True horror comes from what we don't see; this is also the wellspring of imagination and creativity.

To say that the pursuit of knowledge is all bad would also be ridiculous - its effects are multiple and complex. Philosophy is awkward in that way: it seeks to problematise basic foundations, be they scientific, religious or otherwise, to tease out hidden possibilities that lie therein.

Anyway, back to my friend and this Italian girl. She was staring at him as he read the book. I am unsure of the intimate details of the encounter, but at some point along the line, they started talking about it. It turned out that she was a psychologist.

It was at this point that I said, "Hold on a second." I remembered how Freud always insisted he was a scientist. I also remembered a podcast I had heard recently where Brian Cox, a bunch of other science heads, and a token philosopher (last of a dying breed, or so we were led to believe by the recording), were debating whether or not philosophy had any relevance today. Brian Cox, guitarist-turned-physicist, the coolest, hippest scientist around (yeah!), said that it was completely irrelevant, and that science could answer all questions "one day", revealing his own utopian zeal.

The philosopher, when he did get a word in, made arguments about morality and ethics. The philosopher touched briefly upon the questioning of the core tenets of science or the scientific method. He didn't get a chance to expand on them, blow them up, tease out the hidden meaning of the marching thing that we call scientific progress.

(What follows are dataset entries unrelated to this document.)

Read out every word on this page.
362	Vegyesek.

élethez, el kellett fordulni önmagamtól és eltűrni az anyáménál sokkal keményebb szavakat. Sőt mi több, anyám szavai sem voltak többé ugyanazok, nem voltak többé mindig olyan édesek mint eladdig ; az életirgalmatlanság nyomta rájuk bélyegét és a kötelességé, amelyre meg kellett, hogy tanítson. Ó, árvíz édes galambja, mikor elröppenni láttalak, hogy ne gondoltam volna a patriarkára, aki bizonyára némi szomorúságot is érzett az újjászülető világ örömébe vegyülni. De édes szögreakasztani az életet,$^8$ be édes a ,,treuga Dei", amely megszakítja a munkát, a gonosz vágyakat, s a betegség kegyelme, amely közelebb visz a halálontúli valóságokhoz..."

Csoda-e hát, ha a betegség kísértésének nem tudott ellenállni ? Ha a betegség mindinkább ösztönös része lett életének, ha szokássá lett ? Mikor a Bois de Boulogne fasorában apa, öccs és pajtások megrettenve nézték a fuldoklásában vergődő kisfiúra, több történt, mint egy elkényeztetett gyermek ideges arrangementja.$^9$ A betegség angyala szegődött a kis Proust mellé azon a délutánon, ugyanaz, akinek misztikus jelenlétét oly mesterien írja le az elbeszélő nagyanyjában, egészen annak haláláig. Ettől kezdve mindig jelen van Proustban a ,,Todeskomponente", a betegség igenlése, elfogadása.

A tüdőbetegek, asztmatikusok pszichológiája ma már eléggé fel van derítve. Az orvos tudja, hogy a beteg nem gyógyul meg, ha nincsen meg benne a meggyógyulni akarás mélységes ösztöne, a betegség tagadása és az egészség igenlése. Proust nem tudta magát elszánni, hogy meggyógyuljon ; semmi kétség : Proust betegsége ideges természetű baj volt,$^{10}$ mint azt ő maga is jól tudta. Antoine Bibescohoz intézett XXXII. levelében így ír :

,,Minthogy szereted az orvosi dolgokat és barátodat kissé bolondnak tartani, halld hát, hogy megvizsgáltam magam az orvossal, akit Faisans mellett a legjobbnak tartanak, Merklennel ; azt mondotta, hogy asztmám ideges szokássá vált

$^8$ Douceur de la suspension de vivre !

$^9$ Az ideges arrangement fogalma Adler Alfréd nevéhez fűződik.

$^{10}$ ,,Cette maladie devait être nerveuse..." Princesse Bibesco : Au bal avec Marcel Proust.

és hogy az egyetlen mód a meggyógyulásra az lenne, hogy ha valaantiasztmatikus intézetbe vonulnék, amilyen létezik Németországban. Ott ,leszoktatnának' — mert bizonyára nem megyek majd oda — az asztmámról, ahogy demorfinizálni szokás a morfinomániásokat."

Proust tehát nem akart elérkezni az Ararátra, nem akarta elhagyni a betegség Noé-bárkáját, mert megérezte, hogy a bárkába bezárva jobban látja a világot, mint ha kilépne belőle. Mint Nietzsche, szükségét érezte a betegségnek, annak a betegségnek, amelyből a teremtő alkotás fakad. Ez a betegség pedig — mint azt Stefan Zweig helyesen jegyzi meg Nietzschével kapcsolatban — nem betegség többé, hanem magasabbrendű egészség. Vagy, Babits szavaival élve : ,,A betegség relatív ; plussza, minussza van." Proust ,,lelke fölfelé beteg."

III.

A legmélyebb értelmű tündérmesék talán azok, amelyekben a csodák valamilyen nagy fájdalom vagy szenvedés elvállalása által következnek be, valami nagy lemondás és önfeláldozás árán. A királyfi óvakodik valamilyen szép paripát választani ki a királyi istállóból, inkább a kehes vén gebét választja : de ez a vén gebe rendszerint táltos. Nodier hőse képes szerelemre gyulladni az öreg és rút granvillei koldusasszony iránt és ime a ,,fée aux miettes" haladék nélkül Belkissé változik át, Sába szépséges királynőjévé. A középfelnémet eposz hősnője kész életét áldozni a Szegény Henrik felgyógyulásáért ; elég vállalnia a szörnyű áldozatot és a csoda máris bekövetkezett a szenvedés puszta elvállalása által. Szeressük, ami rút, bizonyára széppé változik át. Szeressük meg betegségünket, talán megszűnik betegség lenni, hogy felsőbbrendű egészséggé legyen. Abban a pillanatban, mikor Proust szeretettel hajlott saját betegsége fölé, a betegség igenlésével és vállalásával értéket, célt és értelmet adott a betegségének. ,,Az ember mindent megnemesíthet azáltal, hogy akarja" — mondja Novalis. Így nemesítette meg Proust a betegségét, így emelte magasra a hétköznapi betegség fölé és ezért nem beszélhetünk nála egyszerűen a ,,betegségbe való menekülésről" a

I turned around to my friend and I said, "Oh, so the scientist and the psychologist go out on a date, and not a word in for the philosopher? Have you both forgotten where you came from? Typical." He laughed, saying I should come and mediate the date.

Suffice to say that didn't happen.

What is curious is the way in which everybody is so quick to dismiss philosophy, to declare its death. It reminds me of Jacques Derrida's essay about the limits of philosophy (as well as its destructive side) "Violence and Metaphysics." Surely it could be said, without making too much of a leap into incredulity, that science has an ancestor in metaphysics? The scientific method grew up in tandem with philosophy, one and the same with it.

All the same, perhaps once the distinction was made, and the connection apparently severed, people within all these disciplines that philosophy gave birth to have been constantly proclaiming its death, be they Freud or Brian Cox. Which brings me back to Derrida. I am going to leave you with the first opening lines of the essay, "Violence and Metaphysics". Perhaps it is at the moment of its inception, at its utterance, that philosophy has already proclaimed itself as dead? It effects the world, surely, but how? Can we ever truly know?

That philosophy died yesterday, since Hegel or Marx, Nietzsche, or Heidegger—and philosophy should still wander toward the meaning of its death—or that it has always lived knowing itself to be dying... that philosophy died one day, within history, or that it has always fed on its own agony, on the violent way it opens history by opposing itself to nonphilosophy, which is its past and its concern, its death and wellspring; that beyond the death, or dying nature, of philosophy, perhaps even because of it, thought still has a future, or even, as is said today, is still entirely to come because of what philosophy has held in store; or, more strangely still, that the future itself has a future—all these are unanswerable questions. By right of birth, and for one time at least, these are problems put to philosophy as problems philosophy cannot resolve.